My partner and I are worried, and are at a loss about what to do. He has seen so many specialists that if there were stock in “doctors” and we owned just one share, we would be rich. He has gone through so many tests that he is glowing in the dark. All the tests, so far, are “inconclusive.”
I never knew how much I would grow to be angry with the phrase, “sorry, we don’t know what it is.” Or the words, “Be relieved, it’s not…”. Damn, it’s not so many things, but what is it?
My partner goes through periods of being fair to being miserable. My heart is breaking because there is nothing I can do to relieve his suffering directly. Sure, I make him homemade chicken soup, and whatever other meals he prefers. At least his appetite remains good. I am picking up whatever needs to be done for tasks that he ordinarily has done — the least I can do.
I feel helpless … but I am not without help or hope. My brothers, sisters, nieces, nephews, and several of my senior pals have rallied round. Whatever I need, they’re there to help. I have to go to work, but my partner is not alone at home. Sometimes I just need to vent frustrations, and my family is there to listen. Man, my twin brother gets an earful almost every day, all the way in Italy. His listening skills are tremendously helpful.
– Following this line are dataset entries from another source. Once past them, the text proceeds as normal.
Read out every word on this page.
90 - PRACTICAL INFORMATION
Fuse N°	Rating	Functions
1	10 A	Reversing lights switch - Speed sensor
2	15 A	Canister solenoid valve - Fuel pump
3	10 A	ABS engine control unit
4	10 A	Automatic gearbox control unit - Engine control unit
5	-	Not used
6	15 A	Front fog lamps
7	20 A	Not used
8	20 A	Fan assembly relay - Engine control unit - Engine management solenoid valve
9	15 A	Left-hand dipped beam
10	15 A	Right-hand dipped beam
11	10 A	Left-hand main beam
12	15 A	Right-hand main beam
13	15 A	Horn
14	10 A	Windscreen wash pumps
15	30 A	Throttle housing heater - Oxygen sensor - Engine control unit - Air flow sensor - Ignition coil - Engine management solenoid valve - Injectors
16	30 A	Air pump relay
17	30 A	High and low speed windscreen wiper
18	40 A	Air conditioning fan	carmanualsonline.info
My family and friends remind me that they have always admired my faith and optimism. Their support makes my faith deeper, my resolve stronger, my optimism brighter.
Yeah, I have deep faith, and am calling on my reserves of boundless optimism to help both of us get through this. I know that maintaining a positive attitude can make things better, or avoid making things worse. I know that when people dwell on negativity and fear, it only compounds problems and makes the ill person’s condition worse.
But do you know how hard it is to smile when your heart has a frown? Do you know how hard it is to keep the faith, when it is tested so severely? Do you know how *not* to react to fear?
Of all my years of caregiving for senior relatives and friends, I have learned how important it is to … keep the faith. Keep focused on the positive. Keep searching for results, treatments, and methods to ease suffering. Keep asking questions, keep pursuing treatments, and keep an open mind. Keep listening, maintain the dialogue — don’t shut down.
It will get better. It must. It will, because my faith directs my soul and my actions, and I believe. I truly believe… when one has faith and he steps up to take positive, proactive actions, problems will resolve and happiness will return.
A note to fans of my website and videos: please do not look for updates of the website or any new videos. Obviously, my mind is elsewhere and I do not have time to spend on my hobbies. Thanks for understanding.
Life is short: keep the faith, and show those you love that you love them, each and every moment of every day.